COLUMN: Laundry and ironing made easy
The laundering of clothing is an extremely complicated process that can be comfortably simplified if the launderer decides to take bold risks. I used to believe that whites and colors and delicates and 100 percent cottons and sneakers should be separated and washed and dried in their respectively traditional manners … until I became lazy. Now I advocate the stuffing of all of my dirty clothing, sheets and towels into one load. It saves me money, thought and time, which are all things that college students cannot get enough of in the first place.
I was especially wary at first, with a dreadful, abnormal and inexplicable fear to combine my coloreds and whites, because I had been warned against doing so my whole life, but, I am sorry to say, the outcome of washing them together was not spectacular. I expected an explosion like fireworks, or at least a situation where I would find all of my white things dyed a puke green, but my clothing just became washed, that’s all.
My mom was shocked when I shared my disappointing experiment. “Your underwear is going to look dingy!” she scolded. “Your colors are going to fade and blend into blah!”
Meh. I can live with those consequences.
It is always enjoyable to find a surprise in the washing machine or dryer, like a soggy dollar bill or a gold Sacajawea coin, but it is always hair-raising to find the remains of a facial tissue or lip balm. I never ever check my pockets before I wash, but maybe I ought to. Or maybe I oughtn’t, because my life needs a surprise every once in a while.
Cleaning out the lint drawer is only fun when it is your own lint, not when it contains the mysterious hairs and nail clippings of a previous user of the machine. Eww. I wonder if lint is recyclable. I am sure a homeless kid in Ukraine would not mind a jacket made of lint. I bet lint is real warm.
My family is fanatical about the game Boggle. Boggle, in a nutshell, involves searching for as many words as you can in a shaken puzzle, as long as the letters are connected, until the three-minute timer has run out. Then you compare words with your opponents and cross out matches.
Once a family member of mine, who shall remain nameless, wrote the word “lints.” This caused an uproar, because we were certain that “lint” was plural without the “s.” For instance, my pockets contained several types of “lint” or I pulled the “lint” out of many dryers in the community laundry room.
This pretentious word, “lints,” would prove who was the winner of the round, so the stakes were high, and our vocabularic passions were enraged. We checked the ultimate resource: the Official Scrabble Dictionary. And “lints” was in there. We either screamed and complained, or cheered and beamed. We challenged the winner to use “lints” in a sentence. My world officially became topsy-turvy in that moment. If “lints” is a word, then I’m the monkey’s uncle. Maybe the sky is green. Maybe two plus two equals five. Oh, the uncertainty of life.

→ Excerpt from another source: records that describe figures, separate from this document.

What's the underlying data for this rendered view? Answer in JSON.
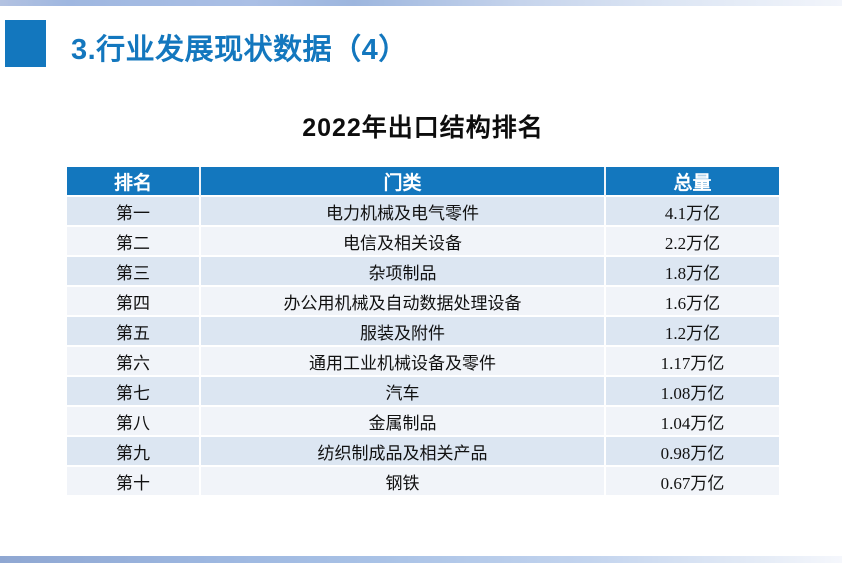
{
  "slide": {
    "title": "3.行业发展现状数据（4）",
    "table_title": "2022年出口结构排名"
  },
  "table": {
    "headers": [
      "排名",
      "门类",
      "总量"
    ],
    "rows": [
      {
        "rank": "第一",
        "category": "电力机械及电气零件",
        "total": "4.1万亿"
      },
      {
        "rank": "第二",
        "category": "电信及相关设备",
        "total": "2.2万亿"
      },
      {
        "rank": "第三",
        "category": "杂项制品",
        "total": "1.8万亿"
      },
      {
        "rank": "第四",
        "category": "办公用机械及自动数据处理设备",
        "total": "1.6万亿"
      },
      {
        "rank": "第五",
        "category": "服装及附件",
        "total": "1.2万亿"
      },
      {
        "rank": "第六",
        "category": "通用工业机械设备及零件",
        "total": "1.17万亿"
      },
      {
        "rank": "第七",
        "category": "汽车",
        "total": "1.08万亿"
      },
      {
        "rank": "第八",
        "category": "金属制品",
        "total": "1.04万亿"
      },
      {
        "rank": "第九",
        "category": "纺织制成品及相关产品",
        "total": "0.98万亿"
      },
      {
        "rank": "第十",
        "category": "钢铁",
        "total": "0.67万亿"
      }
    ]
  },
  "colors": {
    "accent_blue": "#1377BE",
    "table_header_bg": "#1377BE",
    "row_band": "#DCE6F2",
    "row_plain": "#F1F4F9"
  }
}
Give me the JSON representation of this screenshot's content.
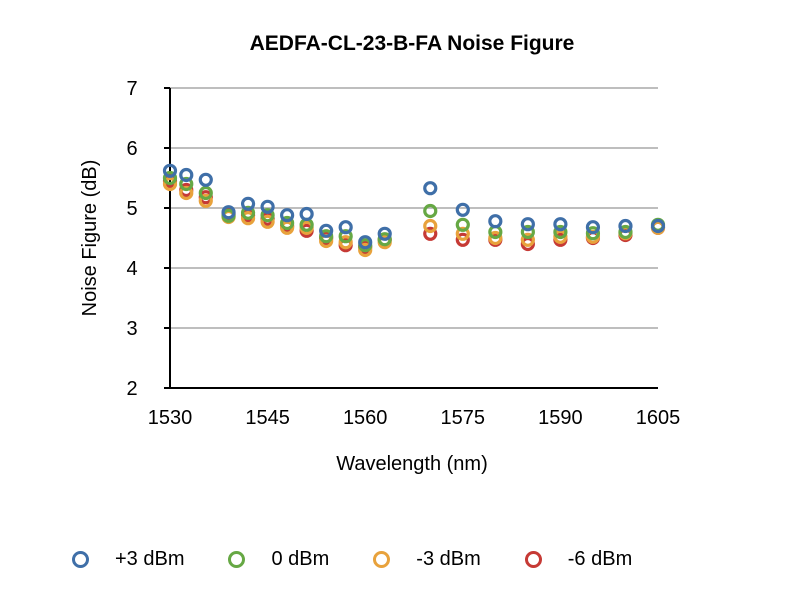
{
  "chart_data": {
    "type": "scatter",
    "title": "AEDFA-CL-23-B-FA Noise Figure",
    "xlabel": "Wavelength (nm)",
    "ylabel": "Noise Figure (dB)",
    "xlim": [
      1530,
      1605
    ],
    "ylim": [
      2,
      7
    ],
    "xticks": [
      "1530",
      "1545",
      "1560",
      "1575",
      "1590",
      "1605"
    ],
    "yticks": [
      "2",
      "3",
      "4",
      "5",
      "6",
      "7"
    ],
    "grid": "horizontal",
    "legend_position": "bottom",
    "x": [
      1530,
      1532.5,
      1535.5,
      1539,
      1542,
      1545,
      1548,
      1551,
      1554,
      1557,
      1560,
      1563,
      1570,
      1575,
      1580,
      1585,
      1590,
      1595,
      1600,
      1605
    ],
    "series": [
      {
        "name": "+3 dBm",
        "color": "#3f6fa8",
        "values": [
          5.62,
          5.55,
          5.47,
          4.93,
          5.07,
          5.02,
          4.88,
          4.9,
          4.62,
          4.68,
          4.43,
          4.57,
          5.33,
          4.97,
          4.78,
          4.73,
          4.73,
          4.68,
          4.7,
          4.7
        ]
      },
      {
        "name": "0 dBm",
        "color": "#66a844",
        "values": [
          5.5,
          5.4,
          5.25,
          4.87,
          4.92,
          4.88,
          4.75,
          4.72,
          4.53,
          4.53,
          4.38,
          4.48,
          4.95,
          4.72,
          4.6,
          4.6,
          4.6,
          4.58,
          4.6,
          4.72
        ]
      },
      {
        "name": "-3 dBm",
        "color": "#e8a23c",
        "values": [
          5.4,
          5.25,
          5.12,
          4.85,
          4.83,
          4.77,
          4.67,
          4.67,
          4.45,
          4.43,
          4.3,
          4.43,
          4.7,
          4.57,
          4.5,
          4.47,
          4.52,
          4.52,
          4.58,
          4.67
        ]
      },
      {
        "name": "-6 dBm",
        "color": "#c63a35",
        "values": [
          5.45,
          5.3,
          5.18,
          4.9,
          4.88,
          4.82,
          4.7,
          4.62,
          4.5,
          4.38,
          4.35,
          4.47,
          4.57,
          4.47,
          4.47,
          4.4,
          4.47,
          4.5,
          4.55,
          4.67
        ]
      }
    ]
  }
}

Speaking of uncertainty, I am not sure how I feel about laundry machines that read cards instead of chugging quarters. A quintessential washing machine and dryer ought to have several slots to insert quarters, and when the well-intentioned user of the machine tries to insert them, the gunky contraption ought to jam. It adds to the charm of the cleansing process.
At any rate, the next step to laundering, after drying, is a good ironing. I do not have an iron.
Well, technically, I have something that acts like an iron, but literally, it is not an iron, unless anything that dewrinkles clothing can be considered an iron. Then I would most definitely consider myself to have an iron. To simplify the matter, allow me to explain. My “iron” is a spray bottle. I hang up my next day’s outfit onto a hanger in my closet, and I spray the wrinkles viciously with water. I rub in drips and stretch out folded places, and then I let it hang overnight to dry into an item of clothing that lacks topography. In the morning, it is fit to wear.
I am not saying that it is a foolproof plan, because, for instance, if your shirt is made of a polyester/nylon/spandex mix, you might have to drench it, which might be easier done with a bucket full of water, rather than a dinky spray bottle, and if you live in a humid place, your clothing would still be wet the next day, but it works for me. I have impatience with real irons, and I tend to melt or leave scum marks on things. Sometimes I create more wrinkles (permanent wrinkles, that is) instead of obliterating them. Spraying is the way to go, so slap my knee and call me Joe.